Also, Fox usually has the best cop chase footage.

Stay Alive...Let the Man Drive

Razgovory

Quote from: Barrister on October 30, 2009, 01:26:53 PM
Quote from: Razgovory on October 30, 2009, 01:24:33 PM
Also It's still below Colbert.  Fox News in general is at the bottom.

Yeah, right beside local news.

O'Reilly is right there at the top in a statistical tie with Colbert.



Yeah, that's pretty fucking impressive.  One show got on the network got a little under a fake newscast.  Impressive.  Fox news in general.  Pretty crappy.
I've given it serious thought. I must scorn the ways of my family, and seek a Japanese woman to yield me my progeny.
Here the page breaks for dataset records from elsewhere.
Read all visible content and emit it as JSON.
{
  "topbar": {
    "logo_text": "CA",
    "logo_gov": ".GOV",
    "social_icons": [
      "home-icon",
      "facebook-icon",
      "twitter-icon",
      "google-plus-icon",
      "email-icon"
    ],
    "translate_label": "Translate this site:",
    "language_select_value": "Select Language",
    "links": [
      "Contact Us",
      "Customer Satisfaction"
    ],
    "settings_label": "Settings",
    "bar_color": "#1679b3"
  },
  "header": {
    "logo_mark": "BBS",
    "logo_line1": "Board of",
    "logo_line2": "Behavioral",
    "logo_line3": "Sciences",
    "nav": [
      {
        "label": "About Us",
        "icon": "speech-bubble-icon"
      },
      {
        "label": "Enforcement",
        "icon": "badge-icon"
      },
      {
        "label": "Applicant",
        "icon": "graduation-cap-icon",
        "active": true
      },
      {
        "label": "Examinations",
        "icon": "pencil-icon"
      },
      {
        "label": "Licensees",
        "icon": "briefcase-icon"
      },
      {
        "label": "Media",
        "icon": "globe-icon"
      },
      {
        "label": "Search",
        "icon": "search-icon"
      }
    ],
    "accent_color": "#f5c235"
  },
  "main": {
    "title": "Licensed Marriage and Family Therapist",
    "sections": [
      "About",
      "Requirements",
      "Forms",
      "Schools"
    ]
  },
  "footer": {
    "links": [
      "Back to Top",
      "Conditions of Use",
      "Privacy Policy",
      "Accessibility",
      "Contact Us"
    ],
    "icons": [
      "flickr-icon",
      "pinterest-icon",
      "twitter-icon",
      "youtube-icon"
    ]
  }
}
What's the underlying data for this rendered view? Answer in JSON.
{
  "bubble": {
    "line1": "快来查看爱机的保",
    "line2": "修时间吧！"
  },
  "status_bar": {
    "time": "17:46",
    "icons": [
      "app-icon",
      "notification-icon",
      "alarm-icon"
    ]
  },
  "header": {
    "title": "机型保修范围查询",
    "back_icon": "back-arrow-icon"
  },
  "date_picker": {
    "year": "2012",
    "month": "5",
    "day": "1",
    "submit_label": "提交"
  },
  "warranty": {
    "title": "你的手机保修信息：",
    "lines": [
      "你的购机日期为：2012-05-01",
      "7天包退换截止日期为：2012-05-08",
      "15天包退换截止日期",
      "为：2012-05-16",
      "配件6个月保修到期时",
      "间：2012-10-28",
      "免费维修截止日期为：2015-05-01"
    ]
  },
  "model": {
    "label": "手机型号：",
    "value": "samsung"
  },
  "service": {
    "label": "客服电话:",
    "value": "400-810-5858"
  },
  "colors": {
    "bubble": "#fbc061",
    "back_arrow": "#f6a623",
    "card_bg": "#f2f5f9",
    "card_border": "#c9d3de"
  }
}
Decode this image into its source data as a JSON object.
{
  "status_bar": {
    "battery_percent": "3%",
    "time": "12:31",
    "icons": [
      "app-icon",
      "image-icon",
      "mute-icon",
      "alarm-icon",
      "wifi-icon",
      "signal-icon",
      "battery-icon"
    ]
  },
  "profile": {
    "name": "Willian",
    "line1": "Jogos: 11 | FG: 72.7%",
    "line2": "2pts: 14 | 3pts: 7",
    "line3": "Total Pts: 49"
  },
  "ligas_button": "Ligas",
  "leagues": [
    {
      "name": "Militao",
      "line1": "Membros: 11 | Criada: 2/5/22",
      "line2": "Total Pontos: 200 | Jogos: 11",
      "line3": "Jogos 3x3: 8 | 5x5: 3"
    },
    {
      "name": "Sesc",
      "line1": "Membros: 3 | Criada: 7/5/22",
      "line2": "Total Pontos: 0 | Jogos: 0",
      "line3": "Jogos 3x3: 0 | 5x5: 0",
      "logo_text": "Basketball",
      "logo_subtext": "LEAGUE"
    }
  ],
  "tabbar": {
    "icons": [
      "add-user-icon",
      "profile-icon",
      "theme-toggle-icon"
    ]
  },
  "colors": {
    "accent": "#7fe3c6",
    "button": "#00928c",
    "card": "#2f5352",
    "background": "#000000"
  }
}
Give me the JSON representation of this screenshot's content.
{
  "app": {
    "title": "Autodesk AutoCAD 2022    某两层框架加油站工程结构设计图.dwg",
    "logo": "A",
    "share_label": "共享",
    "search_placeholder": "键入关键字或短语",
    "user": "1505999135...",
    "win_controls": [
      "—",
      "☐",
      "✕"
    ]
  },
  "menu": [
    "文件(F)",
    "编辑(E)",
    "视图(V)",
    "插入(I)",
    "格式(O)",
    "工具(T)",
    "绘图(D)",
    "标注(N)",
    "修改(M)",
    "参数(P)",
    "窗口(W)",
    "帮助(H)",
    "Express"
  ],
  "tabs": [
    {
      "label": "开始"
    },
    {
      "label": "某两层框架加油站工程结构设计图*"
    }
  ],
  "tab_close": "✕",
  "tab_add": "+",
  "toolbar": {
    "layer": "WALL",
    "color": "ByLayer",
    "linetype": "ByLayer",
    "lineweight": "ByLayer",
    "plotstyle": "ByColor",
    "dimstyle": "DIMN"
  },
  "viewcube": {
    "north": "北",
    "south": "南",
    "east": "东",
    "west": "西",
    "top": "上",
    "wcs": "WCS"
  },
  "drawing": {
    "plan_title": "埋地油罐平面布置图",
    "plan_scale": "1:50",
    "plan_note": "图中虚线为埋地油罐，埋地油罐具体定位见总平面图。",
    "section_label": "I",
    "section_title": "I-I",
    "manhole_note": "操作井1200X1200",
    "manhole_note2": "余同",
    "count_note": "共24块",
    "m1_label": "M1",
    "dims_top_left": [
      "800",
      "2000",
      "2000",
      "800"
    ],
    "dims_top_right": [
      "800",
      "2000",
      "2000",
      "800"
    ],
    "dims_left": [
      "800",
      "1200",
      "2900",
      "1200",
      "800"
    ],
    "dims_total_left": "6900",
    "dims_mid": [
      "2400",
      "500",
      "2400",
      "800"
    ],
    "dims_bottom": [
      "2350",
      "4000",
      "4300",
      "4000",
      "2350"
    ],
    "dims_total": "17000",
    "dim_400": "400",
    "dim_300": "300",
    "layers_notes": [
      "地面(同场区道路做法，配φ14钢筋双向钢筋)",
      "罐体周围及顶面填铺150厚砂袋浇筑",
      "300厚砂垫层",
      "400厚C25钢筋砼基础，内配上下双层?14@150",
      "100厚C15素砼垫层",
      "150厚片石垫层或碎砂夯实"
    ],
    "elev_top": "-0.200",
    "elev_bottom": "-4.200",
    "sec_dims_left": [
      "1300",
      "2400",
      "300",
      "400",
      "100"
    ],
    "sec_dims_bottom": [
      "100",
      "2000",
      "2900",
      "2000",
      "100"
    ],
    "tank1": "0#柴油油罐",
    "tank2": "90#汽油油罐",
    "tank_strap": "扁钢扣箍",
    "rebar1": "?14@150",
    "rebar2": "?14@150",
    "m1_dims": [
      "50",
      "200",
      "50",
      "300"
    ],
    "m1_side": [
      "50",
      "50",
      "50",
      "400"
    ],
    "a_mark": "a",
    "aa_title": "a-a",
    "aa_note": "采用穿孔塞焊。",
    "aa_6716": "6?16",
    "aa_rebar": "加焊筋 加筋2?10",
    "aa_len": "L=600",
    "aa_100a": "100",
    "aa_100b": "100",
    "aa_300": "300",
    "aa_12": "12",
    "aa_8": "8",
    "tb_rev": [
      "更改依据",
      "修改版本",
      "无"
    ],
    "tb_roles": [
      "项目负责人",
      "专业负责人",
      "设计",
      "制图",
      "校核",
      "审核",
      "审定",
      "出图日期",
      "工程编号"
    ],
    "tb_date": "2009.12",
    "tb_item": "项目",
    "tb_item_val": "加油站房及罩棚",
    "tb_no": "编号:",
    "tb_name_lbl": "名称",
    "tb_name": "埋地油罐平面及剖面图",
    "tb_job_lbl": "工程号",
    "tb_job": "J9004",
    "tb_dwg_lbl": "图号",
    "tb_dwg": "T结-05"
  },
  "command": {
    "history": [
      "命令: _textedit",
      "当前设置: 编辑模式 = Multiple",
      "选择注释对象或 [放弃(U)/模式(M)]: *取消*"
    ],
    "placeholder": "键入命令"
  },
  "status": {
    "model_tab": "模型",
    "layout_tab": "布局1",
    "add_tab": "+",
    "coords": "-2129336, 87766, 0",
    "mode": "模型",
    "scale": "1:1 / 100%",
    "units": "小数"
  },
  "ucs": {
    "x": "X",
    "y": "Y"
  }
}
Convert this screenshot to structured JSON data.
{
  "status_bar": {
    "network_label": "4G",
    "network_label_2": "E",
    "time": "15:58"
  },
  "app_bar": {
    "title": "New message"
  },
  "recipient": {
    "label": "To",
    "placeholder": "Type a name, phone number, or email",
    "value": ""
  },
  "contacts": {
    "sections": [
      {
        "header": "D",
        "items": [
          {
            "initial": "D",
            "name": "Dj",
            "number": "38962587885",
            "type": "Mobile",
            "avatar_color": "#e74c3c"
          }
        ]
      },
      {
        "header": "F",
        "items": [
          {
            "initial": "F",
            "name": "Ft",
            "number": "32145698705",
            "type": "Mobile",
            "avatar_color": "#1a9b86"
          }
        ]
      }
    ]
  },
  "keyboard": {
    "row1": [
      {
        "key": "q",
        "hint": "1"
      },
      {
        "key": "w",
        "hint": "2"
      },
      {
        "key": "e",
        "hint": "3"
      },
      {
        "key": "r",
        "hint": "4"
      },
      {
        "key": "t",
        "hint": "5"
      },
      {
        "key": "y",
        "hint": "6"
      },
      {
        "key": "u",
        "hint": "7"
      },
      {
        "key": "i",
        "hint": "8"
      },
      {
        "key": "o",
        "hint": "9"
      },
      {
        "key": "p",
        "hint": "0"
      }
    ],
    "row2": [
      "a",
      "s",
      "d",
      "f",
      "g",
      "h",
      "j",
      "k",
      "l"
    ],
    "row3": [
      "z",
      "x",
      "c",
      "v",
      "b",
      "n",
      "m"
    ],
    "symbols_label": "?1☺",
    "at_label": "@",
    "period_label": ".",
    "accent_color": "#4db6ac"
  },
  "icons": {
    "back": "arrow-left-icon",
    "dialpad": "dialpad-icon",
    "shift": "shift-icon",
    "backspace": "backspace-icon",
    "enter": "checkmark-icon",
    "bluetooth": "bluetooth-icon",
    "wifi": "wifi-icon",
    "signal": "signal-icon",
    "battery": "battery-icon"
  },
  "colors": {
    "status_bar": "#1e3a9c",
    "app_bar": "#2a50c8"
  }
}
He shall live in the lands of the east, and be well tutored in his sacred trust to weave the best traditions of Japan and the Sacred South together, until such time as he (or, indeed his house, which will periodically require infusion of both Southern and Japanese bloodlines of note) can deliver to the South it's independence, either in this world or in space.  -Lettow April of 2011

Raz is right. -MadImmortalMan March of 2017

The Larch

Quote from: Caliga on October 30, 2009, 01:19:39 PM
Quote from: Ed Anger on October 30, 2009, 01:14:08 PM
Also, Beck, Olbermann and Dobbs watchers deserve two punches in the nuts.
Agree on Beck... that guy is simply annoying as fuck, not to mention rude and a total blowhard.  Princesca seems to love him though :ph34r:

I felt like punching him just by seeing his face on the cover of his last book in the libraries while over there, so I guess he projects a certain "jerk" aura.  :P

BTW, every time they report about Fox News over here, it's always about something Beck says in his program.

Admiral Yi

Beeb, Raz is right.  The O'Reilly audience is a subset of the Fox audience which is better informed than the general Fox audience.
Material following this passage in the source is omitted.